We aimed to estimate the association between the duration of MOUD and risk of an opioid-related overdose. To do so, we implemented landmark survival analysis51 which combats a common source of bias in traditional survival analysis, immortal time bias.36 Immortal time bias arises when treatment assignment at T0 depends on a behavior or exposure after T0 when the outcomes are assessed. For example, one might compare the hazard of overdose from T0 through 12 months for a treatment group and a comparison group that are defined by MOUD duration from T0 forward (e.g., >= 120 days and <120 days). Treatment subjects have a survival advantage, or “immortal time” of 120 days, because by design they cannot develop the outcome before receiving the treatment.

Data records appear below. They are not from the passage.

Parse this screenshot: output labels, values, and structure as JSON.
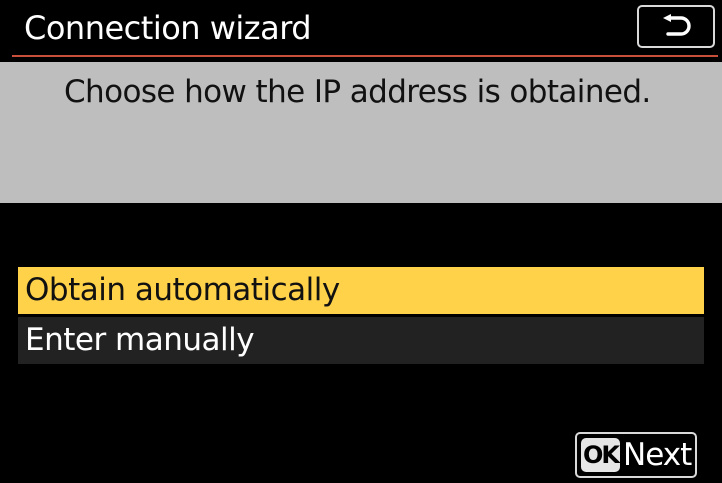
{
  "header": {
    "title": "Connection wizard",
    "back_icon": "return-arrow-icon",
    "rule_color": "#c8503a"
  },
  "prompt": {
    "text": "Choose how the IP address is obtained.",
    "background": "#bebebe"
  },
  "menu": {
    "items": [
      {
        "label": "Obtain automatically",
        "selected": true
      },
      {
        "label": "Enter manually",
        "selected": false
      }
    ],
    "highlight_color": "#ffd24a"
  },
  "footer": {
    "ok_label": "OK",
    "next_label": "Next"
  }
}
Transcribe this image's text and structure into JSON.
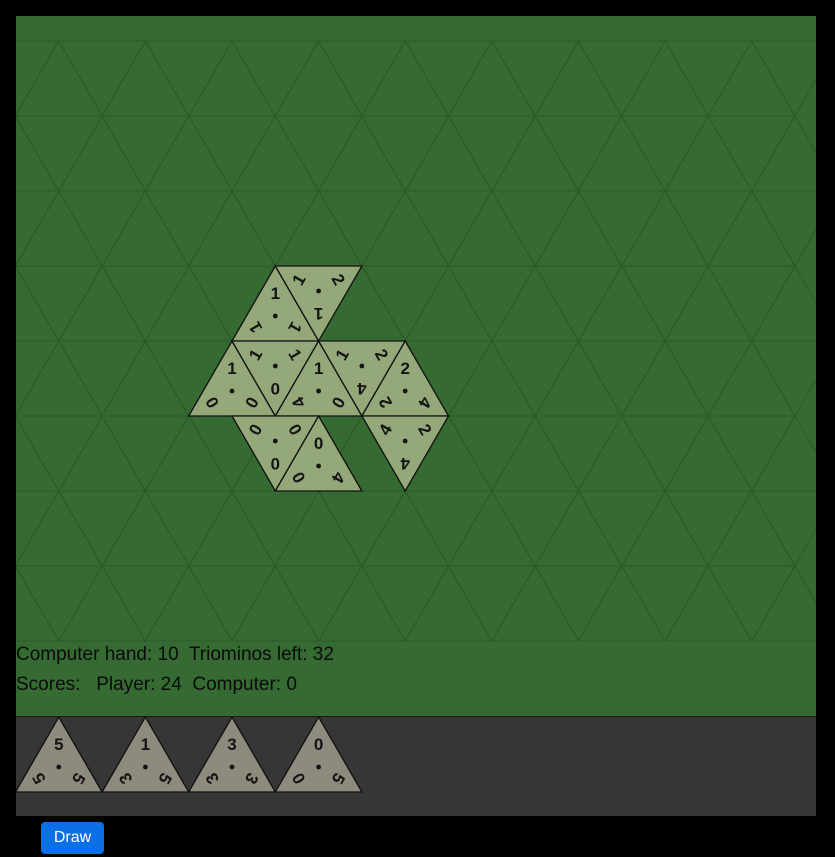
{
  "board": {
    "background_color": "#356a32",
    "grid_line_color": "#2b5a29",
    "placed_tile_color": "#94a87a",
    "tiles": [
      {
        "col": 5,
        "row": 3,
        "up": true,
        "values": [
          "1",
          "1",
          "1"
        ]
      },
      {
        "col": 6,
        "row": 3,
        "up": false,
        "values": [
          "1",
          "2",
          "1"
        ]
      },
      {
        "col": 4,
        "row": 4,
        "up": true,
        "values": [
          "1",
          "0",
          "0"
        ]
      },
      {
        "col": 5,
        "row": 4,
        "up": false,
        "values": [
          "1",
          "1",
          "0"
        ]
      },
      {
        "col": 6,
        "row": 4,
        "up": true,
        "values": [
          "1",
          "0",
          "4"
        ]
      },
      {
        "col": 7,
        "row": 4,
        "up": false,
        "values": [
          "1",
          "2",
          "4"
        ]
      },
      {
        "col": 8,
        "row": 4,
        "up": true,
        "values": [
          "2",
          "4",
          "2"
        ]
      },
      {
        "col": 5,
        "row": 5,
        "up": false,
        "values": [
          "0",
          "0",
          "0"
        ]
      },
      {
        "col": 6,
        "row": 5,
        "up": true,
        "values": [
          "0",
          "4",
          "0"
        ]
      },
      {
        "col": 8,
        "row": 5,
        "up": false,
        "values": [
          "4",
          "2",
          "4"
        ]
      }
    ]
  },
  "status": {
    "line1": "Computer hand: 10  Triominos left: 32",
    "line2": "Scores:   Player: 24  Computer: 0"
  },
  "hand": {
    "tile_color": "#8f8a7e",
    "tiles": [
      {
        "values": [
          "5",
          "5",
          "5"
        ]
      },
      {
        "values": [
          "1",
          "5",
          "3"
        ]
      },
      {
        "values": [
          "3",
          "3",
          "3"
        ]
      },
      {
        "values": [
          "0",
          "5",
          "0"
        ]
      }
    ]
  },
  "controls": {
    "draw_label": "Draw",
    "draw_color": "#0b6fe6"
  }
}
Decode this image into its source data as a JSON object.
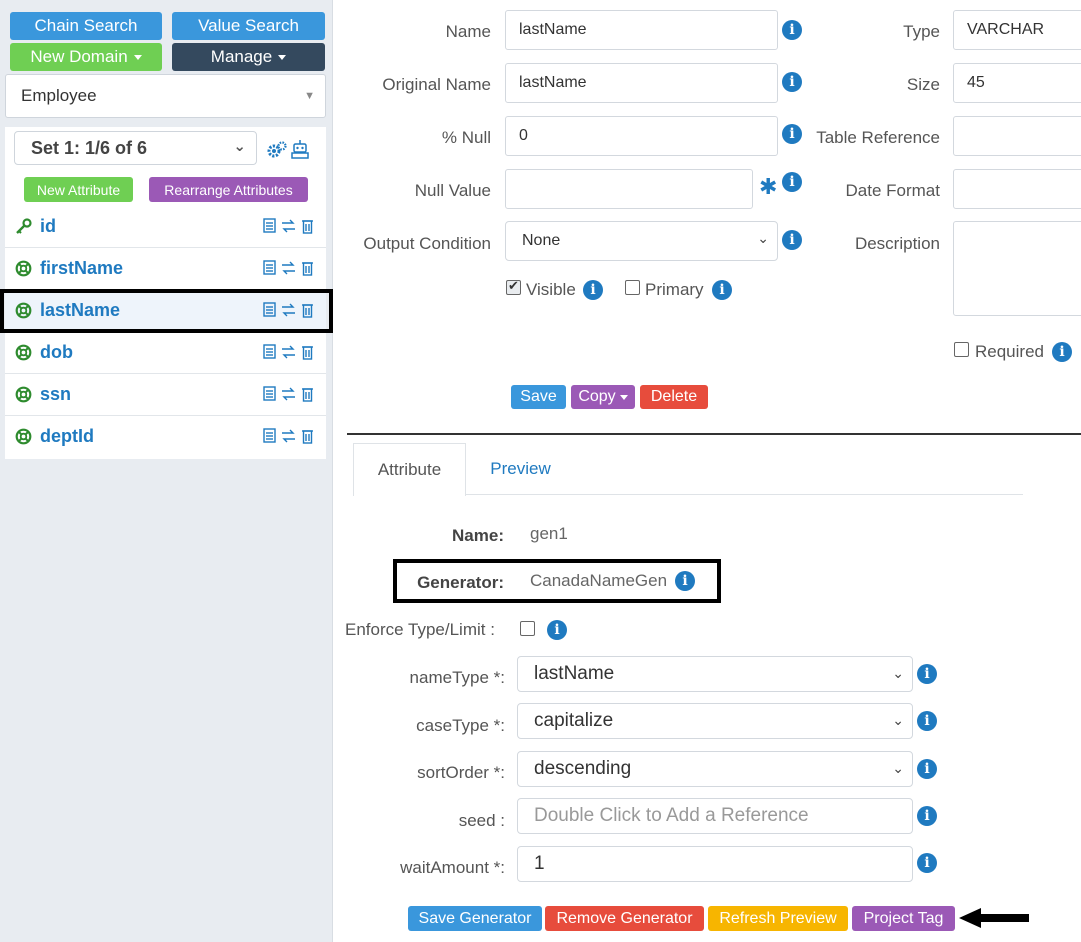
{
  "left": {
    "chain_search": "Chain Search",
    "value_search": "Value Search",
    "new_domain": "New Domain",
    "manage": "Manage",
    "domain": "Employee",
    "set_label": "Set 1: 1/6 of 6",
    "new_attribute": "New Attribute",
    "rearrange_attributes": "Rearrange Attributes",
    "attributes": [
      {
        "name": "id",
        "icon": "key-icon"
      },
      {
        "name": "firstName",
        "icon": "lifebuoy-icon"
      },
      {
        "name": "lastName",
        "icon": "lifebuoy-icon",
        "selected": true
      },
      {
        "name": "dob",
        "icon": "lifebuoy-icon"
      },
      {
        "name": "ssn",
        "icon": "lifebuoy-icon"
      },
      {
        "name": "deptId",
        "icon": "lifebuoy-icon"
      }
    ]
  },
  "form": {
    "name_label": "Name",
    "name_value": "lastName",
    "original_name_label": "Original Name",
    "original_name_value": "lastName",
    "pct_null_label": "% Null",
    "pct_null_value": "0",
    "null_value_label": "Null Value",
    "null_value_value": "",
    "required_mark": "✱",
    "output_condition_label": "Output Condition",
    "output_condition_value": "None",
    "visible_label": "Visible",
    "visible_checked": true,
    "primary_label": "Primary",
    "primary_checked": false,
    "type_label": "Type",
    "type_value": "VARCHAR",
    "size_label": "Size",
    "size_value": "45",
    "table_reference_label": "Table Reference",
    "table_reference_value": "",
    "date_format_label": "Date Format",
    "date_format_value": "",
    "description_label": "Description",
    "description_value": "",
    "required_label": "Required",
    "required_checked": false,
    "save": "Save",
    "copy": "Copy",
    "delete": "Delete"
  },
  "tabs": {
    "attribute": "Attribute",
    "preview": "Preview"
  },
  "generator": {
    "name_label": "Name:",
    "name_value": "gen1",
    "generator_label": "Generator:",
    "generator_value": "CanadaNameGen",
    "enforce_label": "Enforce Type/Limit :",
    "enforce_checked": false,
    "name_type_label": "nameType *:",
    "name_type_value": "lastName",
    "case_type_label": "caseType *:",
    "case_type_value": "capitalize",
    "sort_order_label": "sortOrder *:",
    "sort_order_value": "descending",
    "seed_label": "seed :",
    "seed_placeholder": "Double Click to Add a Reference",
    "wait_amount_label": "waitAmount *:",
    "wait_amount_value": "1",
    "save_generator": "Save Generator",
    "remove_generator": "Remove Generator",
    "refresh_preview": "Refresh Preview",
    "project_tag": "Project Tag"
  },
  "colors": {
    "primary_blue": "#3a97dc",
    "green": "#6fcf53",
    "dark": "#34495e",
    "purple": "#9b59b6",
    "red": "#e74c3c",
    "orange": "#f7b500",
    "link_blue": "#1f7ac0"
  }
}
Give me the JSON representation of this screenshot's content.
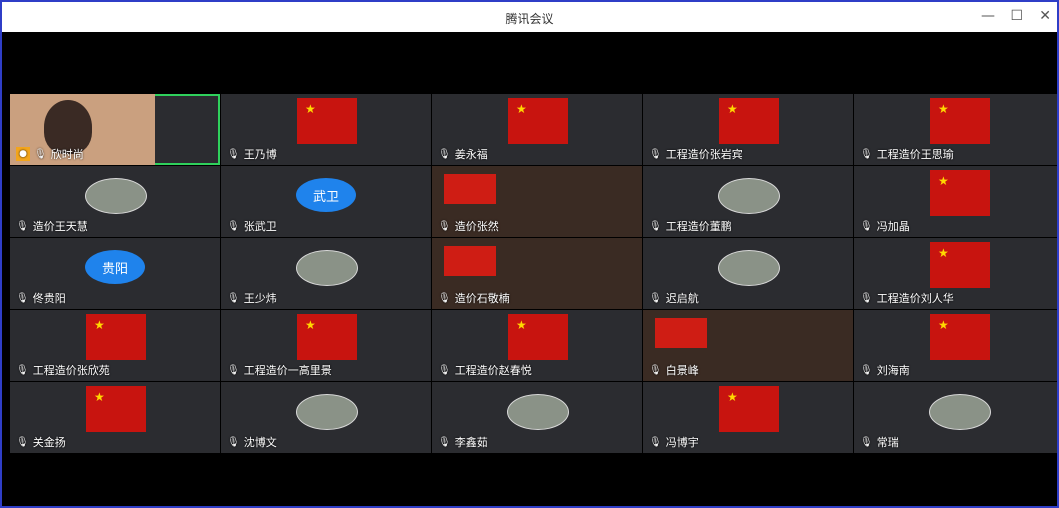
{
  "window": {
    "title": "腾讯会议",
    "min": "—",
    "max": "☐",
    "close": "✕"
  },
  "participants": [
    {
      "name": "欣时尚",
      "thumb": "portrait",
      "active": true,
      "host": true
    },
    {
      "name": "王乃博",
      "thumb": "flag"
    },
    {
      "name": "姜永福",
      "thumb": "flag"
    },
    {
      "name": "工程造价张岩宾",
      "thumb": "flag"
    },
    {
      "name": "工程造价王思瑜",
      "thumb": "flag"
    },
    {
      "name": "造价王天慧",
      "thumb": "photo"
    },
    {
      "name": "张武卫",
      "thumb": "avatar",
      "avatar": "武卫"
    },
    {
      "name": "造价张然",
      "thumb": "screen"
    },
    {
      "name": "工程造价董鹏",
      "thumb": "photo"
    },
    {
      "name": "冯加晶",
      "thumb": "flag"
    },
    {
      "name": "佟贵阳",
      "thumb": "avatar",
      "avatar": "贵阳"
    },
    {
      "name": "王少炜",
      "thumb": "photo"
    },
    {
      "name": "造价石敬楠",
      "thumb": "screen"
    },
    {
      "name": "迟启航",
      "thumb": "photo"
    },
    {
      "name": "工程造价刘人华",
      "thumb": "flag"
    },
    {
      "name": "工程造价张欣苑",
      "thumb": "flag"
    },
    {
      "name": "工程造价一高里景",
      "thumb": "flag"
    },
    {
      "name": "工程造价赵春悦",
      "thumb": "flag"
    },
    {
      "name": "白景峰",
      "thumb": "screen"
    },
    {
      "name": "刘海南",
      "thumb": "flag"
    },
    {
      "name": "关金扬",
      "thumb": "flag"
    },
    {
      "name": "沈博文",
      "thumb": "photo"
    },
    {
      "name": "李鑫茹",
      "thumb": "photo"
    },
    {
      "name": "冯博宇",
      "thumb": "flag"
    },
    {
      "name": "常瑞",
      "thumb": "photo"
    }
  ]
}
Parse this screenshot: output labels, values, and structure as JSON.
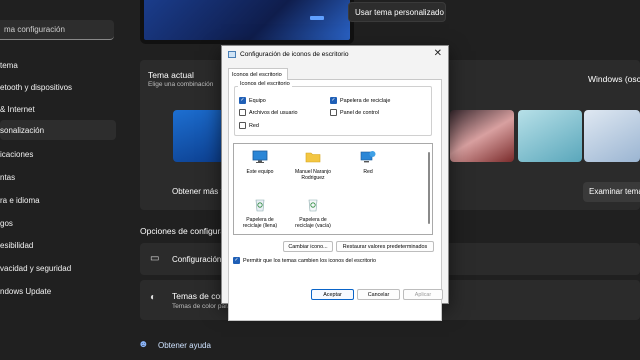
{
  "search": {
    "value": "ma configuración"
  },
  "sidebar": {
    "items": [
      {
        "label": "tema"
      },
      {
        "label": "etooth y dispositivos"
      },
      {
        "label": "& Internet"
      },
      {
        "label": "sonalización"
      },
      {
        "label": "icaciones"
      },
      {
        "label": "ntas"
      },
      {
        "label": "ra e idioma"
      },
      {
        "label": "gos"
      },
      {
        "label": "esibilidad"
      },
      {
        "label": "vacidad y seguridad"
      },
      {
        "label": "ndows Update"
      }
    ]
  },
  "main": {
    "custom_theme_button": "Usar tema personalizado",
    "current_theme_title": "Tema actual",
    "current_theme_sub": "Elige una combinación",
    "theme_name": "Windows (oscu",
    "get_more": "Obtener más t",
    "explore_button": "Examinar tema",
    "related_options": "Opciones de configura",
    "config_row": "Configuración",
    "contrast_title": "Temas de cor",
    "contrast_sub": "Temas de color para deficiencias visuales, sensibilidad a la luz",
    "help_link": "Obtener ayuda"
  },
  "dialog": {
    "title": "Configuración de iconos de escritorio",
    "tab": "Iconos del escritorio",
    "group_label": "Iconos del escritorio",
    "checkboxes": [
      {
        "label": "Equipo",
        "checked": true
      },
      {
        "label": "Papelera de reciclaje",
        "checked": true
      },
      {
        "label": "Archivos del usuario",
        "checked": false
      },
      {
        "label": "Panel de control",
        "checked": false
      },
      {
        "label": "Red",
        "checked": false
      }
    ],
    "icons": [
      {
        "label": "Este equipo",
        "icon": "monitor-icon"
      },
      {
        "label": "Manuel Naranjo Rodriguez",
        "icon": "folder-icon"
      },
      {
        "label": "Red",
        "icon": "network-icon"
      },
      {
        "label": "Papelera de reciclaje (llena)",
        "icon": "recycle-bin-full-icon"
      },
      {
        "label": "Papelera de reciclaje (vacía)",
        "icon": "recycle-bin-empty-icon"
      }
    ],
    "change_icon": "Cambiar icono...",
    "restore_defaults": "Restaurar valores predeterminados",
    "allow_themes": "Permitir que los temas cambien los iconos del escritorio",
    "allow_themes_checked": true,
    "ok": "Aceptar",
    "cancel": "Cancelar",
    "apply": "Aplicar"
  }
}
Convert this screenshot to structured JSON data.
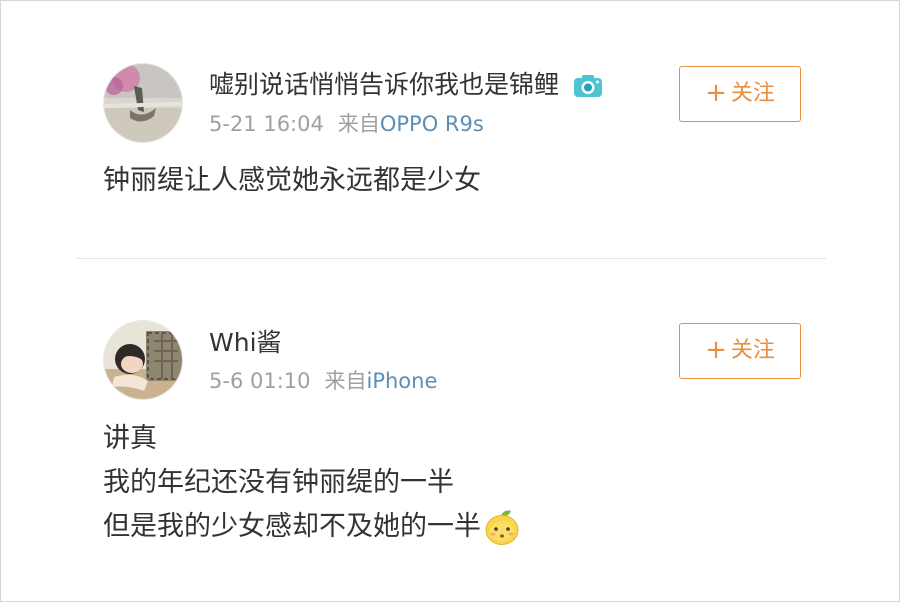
{
  "posts": [
    {
      "username": "嘘别说话悄悄告诉你我也是锦鲤",
      "badge_icon": "camera-badge-icon",
      "time": "5-21 16:04",
      "source_prefix": "来自",
      "device": "OPPO R9s",
      "follow_label": "关注",
      "follow_plus": "+",
      "content": [
        "钟丽缇让人感觉她永远都是少女"
      ]
    },
    {
      "username": "Whi酱",
      "time": "5-6 01:10",
      "source_prefix": "来自",
      "device": "iPhone",
      "follow_label": "关注",
      "follow_plus": "+",
      "content": [
        "讲真",
        "我的年纪还没有钟丽缇的一半",
        "但是我的少女感却不及她的一半"
      ],
      "content_emoji": "lemon-face-emoji-icon"
    }
  ],
  "colors": {
    "accent": "#e98f3e",
    "device_link": "#5b8fb5",
    "meta_gray": "#a0a0a0",
    "text": "#333333"
  }
}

Landmark survival analysis mitigates immortal time bias by identifying treatment or comparison group status independent of the subject’s exposure to MOUD during the outcome assessment period and allowing study group status to vary within person over time. Specifically, for each subject we defined their treatment group (i.e., continuing MOUD), comparison group (i.e., discontinued MOUD) or censored status at each landmark time point, Tn, relative to the index MOUD date. For each landmark time point, we implemented a separate Cox proportional hazard model to assess the relative hazard of overdose among those who continued MOUD beyond Tn relative to those who discontinued by Tn. The analytic sample for each model included only subjects who had not experienced the outcome and remained eligible for treatment or comparison status up to that landmark time point. In other words, the comparison and treatment group subjects at each landmark time point had comparable immortal time. This approach improved the exchangeability of study groups, because all subjects, whether identified as treated or comparison at Tn, were equally likely to continue as participants to Tn.
We used a two-stage procedure to conduct these analyses. First, all states ran identical analytical SAS code (version 9.4, SAS Institute, Inc.,) on their respective data that had been standardized according to the MODRN common data model. We excluded subjects with missing data for rural/urban living area from the analytical sample.
In the second stage, we conducted random effects meta-analyses to pool the state-specific estimates and generate global estimates adopting methods validated in similar settings and previously deployed in the MODRN.37,51,52 We generated global estimates of the hazard ratio of MOUD continuation relative to discontinuation at each landmark time point by averaging the model estimates from each state weighted by the inverse of their variances to account for differences in population size. We used Cochran’s Q to measure and test the statistical significance of between-state heterogeneity in the estimates. To construct valid 95% confidence intervals for the global estimate we used the Hartung-Knapp-Sidik-Jonkman method to estimate between-state variances.53 We tested whether the global estimate equaled one using a 2-sided adjusted t-test and a significance threshold of 0.05.54 We allowed for between-state variation in the effect of MOUD continuation because we had only a selection of states, but wished to extend our inference to similar states outside of our sample. To do so, we constructed 90% prediction intervals.55 The prediction intervals convey state-to-state variability denoting the range within which the hazard ratio would fall for 90% of the states if we drew a different sample of states (eAppendix 4 in Supplement). For this reason, prediction intervals remain relatively stable to the number of states included in the pooled analysis, providing an objective measurement of uncertainty, while confidence intervals (i.e., from fixed-effect pooling) would continue to decrease as more states were included.
We conducted a test for trend over the 12-month follow-up period in the global hazard ratio estimates using random-effects meta-analysis with the inclusion of time. The landmark time point was included as a linear fixed effect, and a random effect of state was also included.
We tested the sensitivity of our results to the inclusion of the type of MOUD at index by re-estimating the analyses including the states that offered all MOUD types throughout the study period. Finally, we estimated the E-values for our main results,56 the global HR estimates, to explore the degree to which our main estimates could be explained by unobserved confounding variables. Finally, we explored the moderating role of MOUD type in the association between MOUD continuation and overdose risk. We implemented stratified analyses in the four states that covered all MOUD types in all years and had sufficient sample sizes to compare overdose risk among continuers and discontinuers by MOUD type at all time points. The study’s analytical plan was not pre-registered.